At New York’s A Voce Madison, Chef Missy Robbins is creating tasting menus that highlight the fresh, local and sometimes wacky seafood she discovers on her morning trips to the Union Square Greenmarket, just a short walk from her restaurant.
On the night I dined, the “Mare” menu included three fish I’d never heard of, let alone tasted. Some of them were new to Chef Missy and her kitchen team as well, but she explained that experimentation is the best part of creating these special menus. They often try out several techniques on a new fish before deciding on the best way to prepare it.

Tunny prepared by Chef Missy Robbins
Tunny (pronounced TON-ee), which Missy described as a cross between mackerel and tuna, was prepared in the Italian “conserva” style — poached, then confited in olive oil — and served with eggplant, raisins and mint. Triggerfish, a mild, meaty white fish, was a hit at our table — and Missy told us it is becoming one of her own favorite fish. She cooked it lightly in olive oil and finished the plate with sweet end-of-summer tomatoes, basil, sesame and shaved bottarga.

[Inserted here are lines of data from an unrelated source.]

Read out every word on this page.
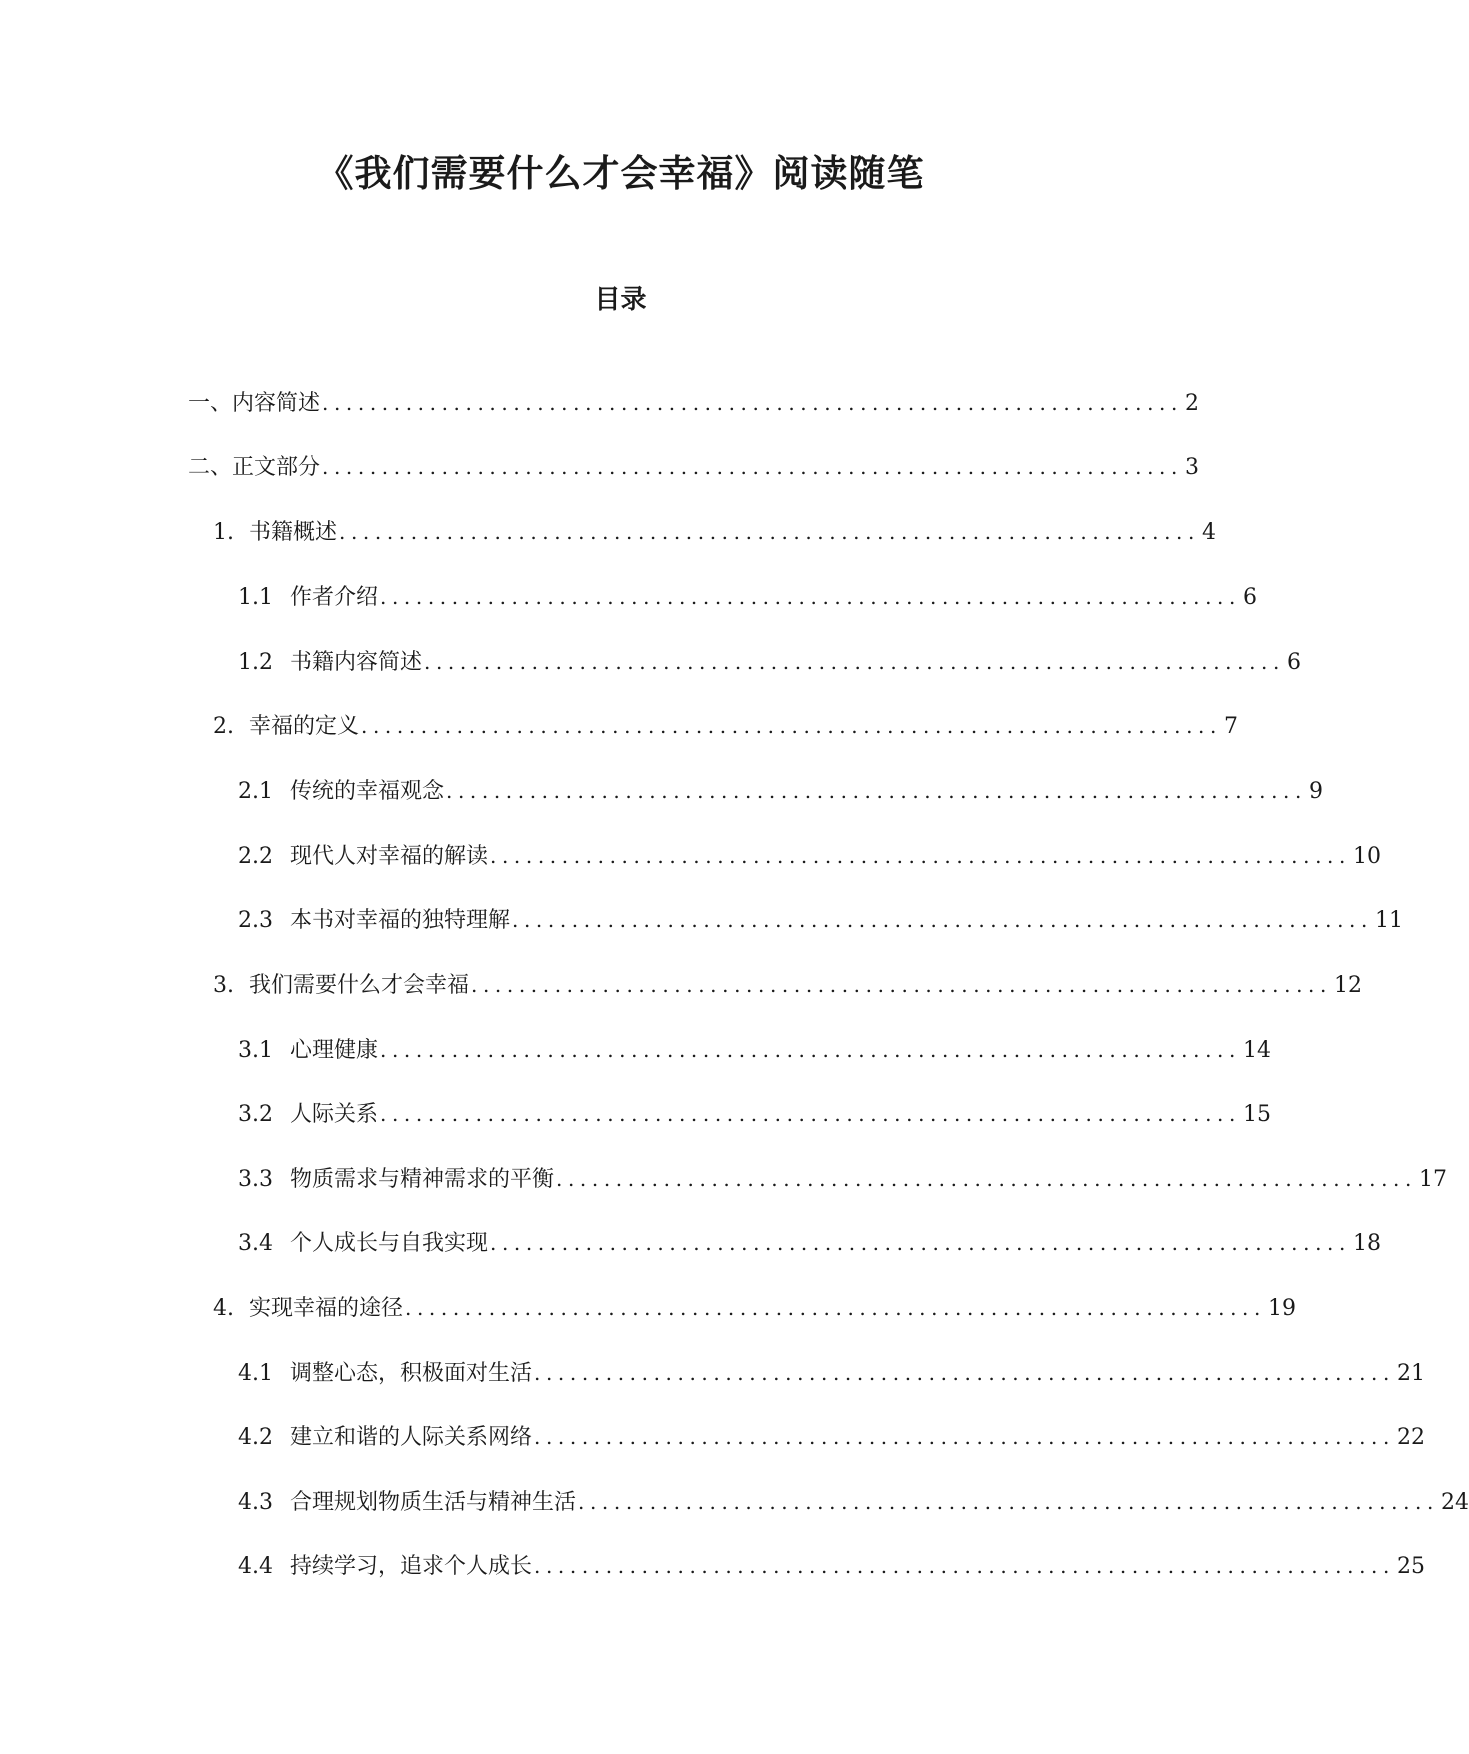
《我们需要什么才会幸福》阅读随笔
目录
一、内容简述 ........................................................................ 2
二、正文部分 ........................................................................ 3
1. 书籍概述 ........................................................................ 4
1.1 作者介绍 ........................................................................ 6
1.2 书籍内容简述 ........................................................................ 6
2. 幸福的定义 ........................................................................ 7
2.1 传统的幸福观念 ........................................................................ 9
2.2 现代人对幸福的解读 ........................................................................ 10
2.3 本书对幸福的独特理解 ........................................................................ 11
3. 我们需要什么才会幸福 ........................................................................ 12
3.1 心理健康 ........................................................................ 14
3.2 人际关系 ........................................................................ 15
3.3 物质需求与精神需求的平衡 ........................................................................ 17
3.4 个人成长与自我实现 ........................................................................ 18
4. 实现幸福的途径 ........................................................................ 19
4.1 调整心态，积极面对生活 ........................................................................ 21
4.2 建立和谐的人际关系网络 ........................................................................ 22
4.3 合理规划物质生活与精神生活 ........................................................................ 24
4.4 持续学习，追求个人成长 ........................................................................ 25
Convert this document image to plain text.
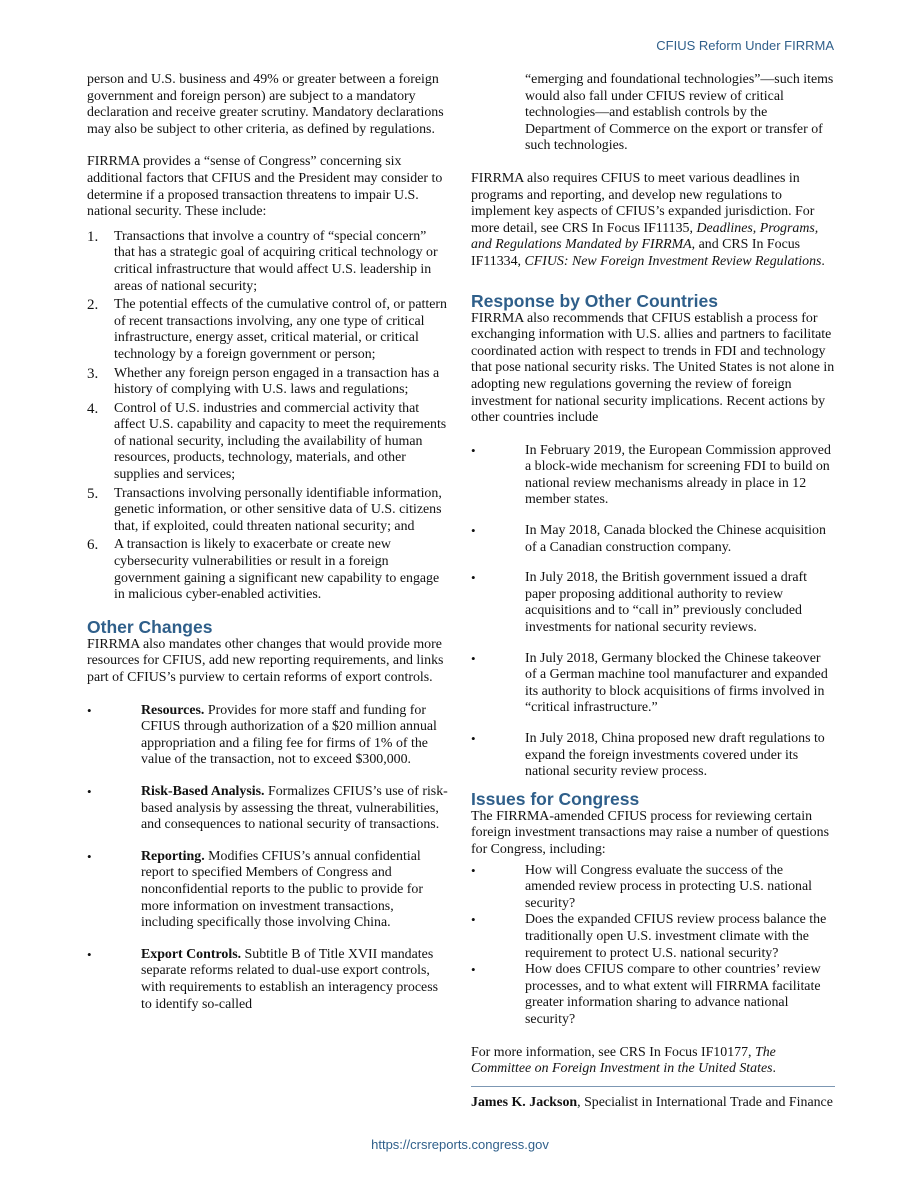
CFIUS Reform Under FIRRMA

person and U.S. business and 49% or greater between a foreign government and foreign person) are subject to a mandatory declaration and receive greater scrutiny. Mandatory declarations may also be subject to other criteria, as defined by regulations.

FIRRMA provides a “sense of Congress” concerning six additional factors that CFIUS and the President may consider to determine if a proposed transaction threatens to impair U.S. national security. These include:

1. Transactions that involve a country of “special concern” that has a strategic goal of acquiring critical technology or critical infrastructure that would affect U.S. leadership in areas of national security;
2. The potential effects of the cumulative control of, or pattern of recent transactions involving, any one type of critical infrastructure, energy asset, critical material, or critical technology by a foreign government or person;
3. Whether any foreign person engaged in a transaction has a history of complying with U.S. laws and regulations;
4. Control of U.S. industries and commercial activity that affect U.S. capability and capacity to meet the requirements of national security, including the availability of human resources, products, technology, materials, and other supplies and services;
5. Transactions involving personally identifiable information, genetic information, or other sensitive data of U.S. citizens that, if exploited, could threaten national security; and
6. A transaction is likely to exacerbate or create new cybersecurity vulnerabilities or result in a foreign government gaining a significant new capability to engage in malicious cyber-enabled activities.
Other Changes

FIRRMA also mandates other changes that would provide more resources for CFIUS, add new reporting requirements, and links part of CFIUS’s purview to certain reforms of export controls.

•	Resources. Provides for more staff and funding for CFIUS through authorization of a $20 million annual appropriation and a filing fee for firms of 1% of the value of the transaction, not to exceed $300,000.
•	Risk-Based Analysis. Formalizes CFIUS’s use of risk-based analysis by assessing the threat, vulnerabilities, and consequences to national security of transactions.
•	Reporting. Modifies CFIUS’s annual confidential report to specified Members of Congress and nonconfidential reports to the public to provide for more information on investment transactions, including specifically those involving China.
•	Export Controls. Subtitle B of Title XVII mandates separate reforms related to dual-use export controls, with requirements to establish an interagency process to identify so-called

“emerging and foundational technologies”—such items would also fall under CFIUS review of critical technologies—and establish controls by the Department of Commerce on the export or transfer of such technologies.

FIRRMA also requires CFIUS to meet various deadlines in programs and reporting, and develop new regulations to implement key aspects of CFIUS’s expanded jurisdiction. For more detail, see CRS In Focus IF11135, Deadlines, Programs, and Regulations Mandated by FIRRMA, and CRS In Focus IF11334, CFIUS: New Foreign Investment Review Regulations.

Response by Other Countries

FIRRMA also recommends that CFIUS establish a process for exchanging information with U.S. allies and partners to facilitate coordinated action with respect to trends in FDI and technology that pose national security risks. The United States is not alone in adopting new regulations governing the review of foreign investment for national security implications. Recent actions by other countries include

•	In February 2019, the European Commission approved a block-wide mechanism for screening FDI to build on national review mechanisms already in place in 12 member states.
•	In May 2018, Canada blocked the Chinese acquisition of a Canadian construction company.
•	In July 2018, the British government issued a draft paper proposing additional authority to review acquisitions and to “call in” previously concluded investments for national security reviews.
•	In July 2018, Germany blocked the Chinese takeover of a German machine tool manufacturer and expanded its authority to block acquisitions of firms involved in “critical infrastructure.”
•	In July 2018, China proposed new draft regulations to expand the foreign investments covered under its national security review process.
Issues for Congress

The FIRRMA-amended CFIUS process for reviewing certain foreign investment transactions may raise a number of questions for Congress, including:

•	How will Congress evaluate the success of the amended review process in protecting U.S. national security?
•	Does the expanded CFIUS review process balance the traditionally open U.S. investment climate with the requirement to protect U.S. national security?
•	How does CFIUS compare to other countries’ review processes, and to what extent will FIRRMA facilitate greater information sharing to advance national security?

For more information, see CRS In Focus IF10177, The Committee on Foreign Investment in the United States.

James K. Jackson, Specialist in International Trade and Finance

https://crsreports.congress.gov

Sea robin, fresh from the Greenmarket
The species I was most intrigued by, though, was the curiously named sea robin. “Fish or bird?” Missy (@missyarobbins) Tweeted to her followers with a picture of the crazy-looking winged sea creature that morning. On the plate, it was deep-fried in a batter spiked with squid ink. The fish has a delicate flavor with a texture that reminded Missy of frogs’ legs — a spot-on comparison.

Sea robin fried in squid-ink batter
When I stopped by the Blue Moon Fish stand at the Greenmarket on a recent afternoon, they were all out of sea robin — apparently another chef bought it all up. But as long as you arrive there early, you’ll find a variety of fish and seafood, exotic and less so, all caught locally off Long Island’s North Fork. Smoked shark, anyone?

If you’re tired of the same old salmon and sea bass, pick up a new fish next time you hit the market. Fishmongers are usually happy to share their wisdom on taste, texture and cooking methods.
“Mare” menus at A Voce Madison will continue through September. Call the restaurant 72 hours ahead to reserve.
Have you ever tried tunny, triggerfish or sea robin? What’s the most unusual fish you’ve ever seen or sampled?